Better IDE Support: IDEs will provide autocompletion and error checking when using Enums, leading to fewer bugs and faster development.
Consistent Usage: With named constants or Enums, the same value will always be referred to by the same name, reducing the chance of errors caused by inconsistent usage of literals.

Please provide any feedback or thoughts on this proposed change.

Thx a lot!

Start of the Discussion in: #1759

The text was updated successfully, but these errors were encountered:

KennethEnevoldsen · 2025-01-13T11:50:17Z

So will just outline the counter argument. Since you have outlined the reason to use Enum quite well I will here focus more on Literals.

vs code does autocomplete literals:

You can also see here that it in fact detects the error that "" is not valid.

Literal are not magic constants in the same way that string are. To take a few pointers from the blog:

The symbolic constant can serve as live documentation of the meaning of its value.

literals in MTEB does have this feature e.g. all domains (which is type hinted) is contained in the list of DOMAINS. The same is the case for "cosine" which is in DISTANCE_METRICS.

It’s much easier to change the value of a constant than to search for this number throughout the entire codebase

I agree with this point. No way to change across the repo rename "cosine" to "Cosine Distance".

Reduce duplicate use of a number or string in the code. This is especially important when the value is complicated and long (such as 3.14159 or 0xCAFEBABE).

This doesn't really apply, it would just be

import ...
domains=[DOMAINS.PROGRAMMING]

which is more verbose than

domains = ["programming"]

The pros/cons of using literal (just to get them stated):

pros:
- simplicity: it is just a string, everyone knows how to work with them. This is especially important in a code base where we want people to quickly come in and contribute (which is one of the sucesses of MTEB)
- json native: As this is mostly for documentation in json files, it is clear how it is transformed to and from json
cons
- ~~lack of validations~~: resolved by using a pydantic object and most type checkers also check literals

In a way a literal can be seen as a compromise between the simple (but unruly) string and the strict and verbose Enum.

A few questions:

how does influence when writing to the object to json?
How does this influence backward compatibility (I assume it is not backwards compatible)

My general opinion is that for specialized codebased (a few long time maintainers) Enums would be the correct solution. I am unsure if it is the correct solution here with the main concerns being loss of backward compatibility without enough upside and loss of simplicity making it harder for new users to contribute.

Would love to hear the opinion of other maintainers:
@x-tabdeveloping, @isaac-chung, @Muennighoff

sam-hey · 2025-01-13T12:28:16Z

How does this affect JSON serialization of the object?
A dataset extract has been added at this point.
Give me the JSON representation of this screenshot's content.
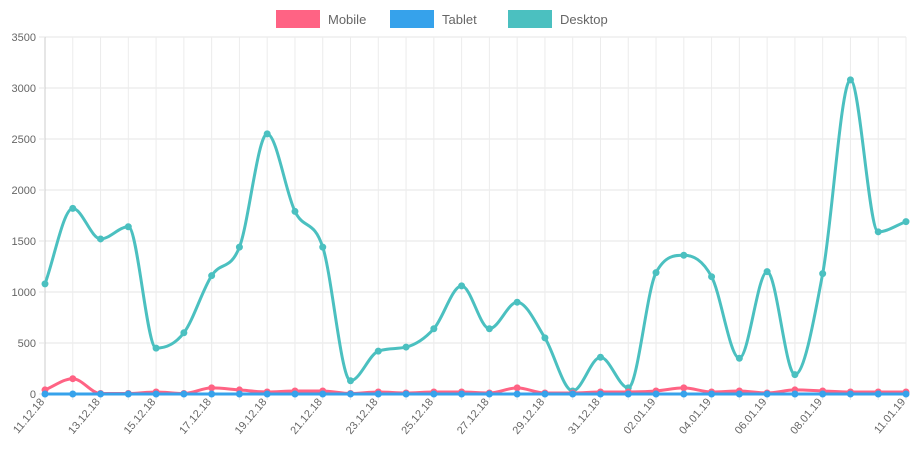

The enum is converted to a string during serialization, which is why the mapping for SentenceTransformers functions correctly.

How does this impact backward compatibility? (I assume it is not backward compatible)

As far as I can tell, it is fully compatible with the previous implementation. However, potential issues could arise if someone has overridden the available scoring functions or if ModelMeta is passed, as this introduces a minor change. Nonetheless, such cases are likely uncommon.
No, test had to be updated!

sam-hey · 2025-01-13T12:34:58Z

Although it was argued that Enums are not used, this is actually not the case.

mteb/encoder_interface.py

class PromptType(str, Enum):
    query = "query"
    passage = "passage"

sam-hey · 2025-01-13T13:43:13Z

Maybe I can also address this point, as I am quite new to the project:

Loss of simplicity, making it harder for new users to contribute.

I found it significantly more difficult to add a new model with the Literals compared to using just enums

KennethEnevoldsen · 2025-01-13T16:00:51Z

I found it significantly more difficult to add a new model with the Literals compared to using just enums

That is quite nice to know.

for other readers, here is just a small overview of Enums with pydantic objects:

from pydantic import BaseModel
from enum import Enum


class MyEnum(str, Enum):
    option1 = "option 1"
    option2 = "option 2"

class Tester(BaseModel):
    var: MyEnum

tester = Tester(var="option 1")
# works which is nice 

# the print is a bit less readable:
# Tester(var=<MyEnum.option1: 'option 1'>)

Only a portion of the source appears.